İşgalci güçler Irak halkına ne demokrasi ne de özgürlük götürdüler. İşgalci güçler Irak’ta büyük bir insani felaket yarattılar. Savaşı bitiriyoruz diyen ABD bütün bölgede savaş olasılıklarını güçlendiriyor. 20 Mart 2003’de başlayıp bugün hala devam eden işgalin faturası çok ağır oldu. Bütün dünyanın gözleri önünde bir buçuk milyona yakın Iraklı katledildi. 5 milyon Iraklı yerinden-yurdundan edilerek mülteci durumuna düşürüldü. Milyonlarca çocuk yetim kaldı. Yüz binlerce kadın tecavüze uğradı. Hemen her aile bir mensubunu kaybetti. İşkence ve insanlığa karşı suç içeren her türlü yöntem denendi. Kentler yakılıp yıkıldı, ülke yağmalandı. Okullar, hastaneler, kamu binaları kullanılmaz hale geldi.
Amerika bu ülkeye özgürlük ya da demokrasi getirmek için girmedi. ABD, Afganistan ve Irak’ı işgal ederek dünya imparatorluğunu ilan etmişti. Saddam rejimini yıkıp Irak’ın yeraltı ve yer üstü kaynaklarına konmak, boyun eğmeyen Ülke ve örgütlere, yoksul halklara gözdağı vermek istiyordu. İşgalin ilk günlerinde Kuzey Kore, İran, Suriye gibi ülkelere tehditler savurarak sıranın onlarda olduğunu, Saddam’dan ders almalarını istiyordu.

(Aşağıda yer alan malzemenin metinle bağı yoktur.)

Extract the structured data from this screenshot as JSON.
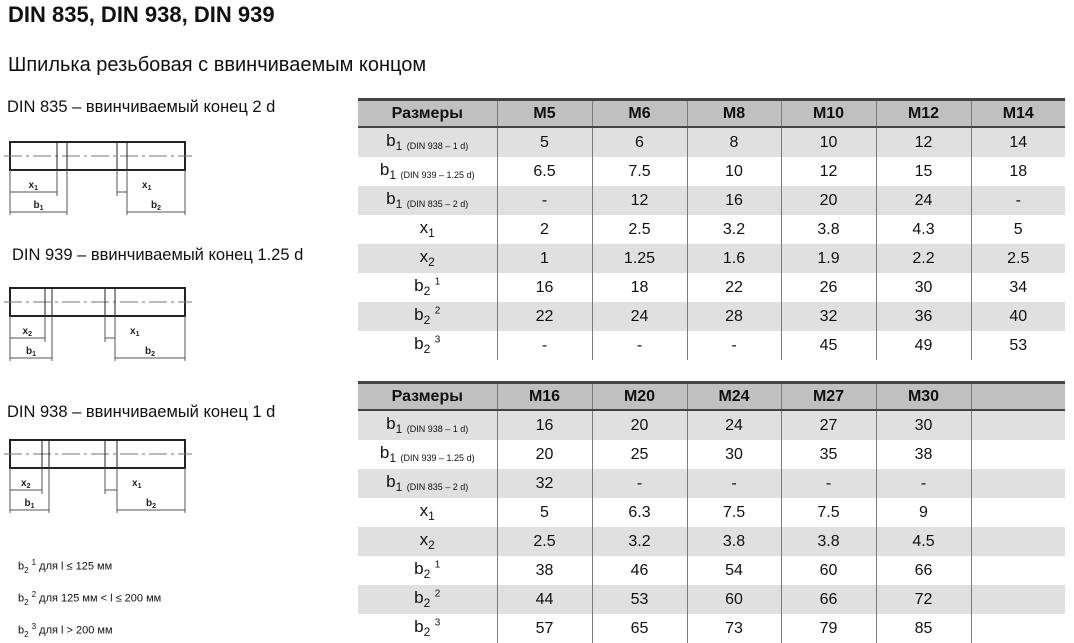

ABD Irak’ı işgal ederken asıl hedefin İran olduğunu her fırsata dile getirdi. Ancak bölgede işgal öncesi güç dengeleri bozulunca İran, ona bağlı olarak Hizbullah gibi örgütlerin güçlenmesiyle ABD’nin hesapları tersine dönmeye, İsrail’in bölgedeki askeri ve ekonomik ağırlığı azalmaya başladı. Ayrıca İran’ın bölgedeki Şii nüfus üzerindeki etkisinin güçlenmesi huzursuzlukları artırdı. İşbirlikçi Sünni Arap Devletleri İran karşısında konumlanmaya çalışırken, bölgede gerilim tırmanmaya, savaş olasılıkları artmaya başladı. ABD Irak’ta yaşadığı fiyaskonun, karşılaştığı her sorunun altında İran’ın çıktığını düşünüyor.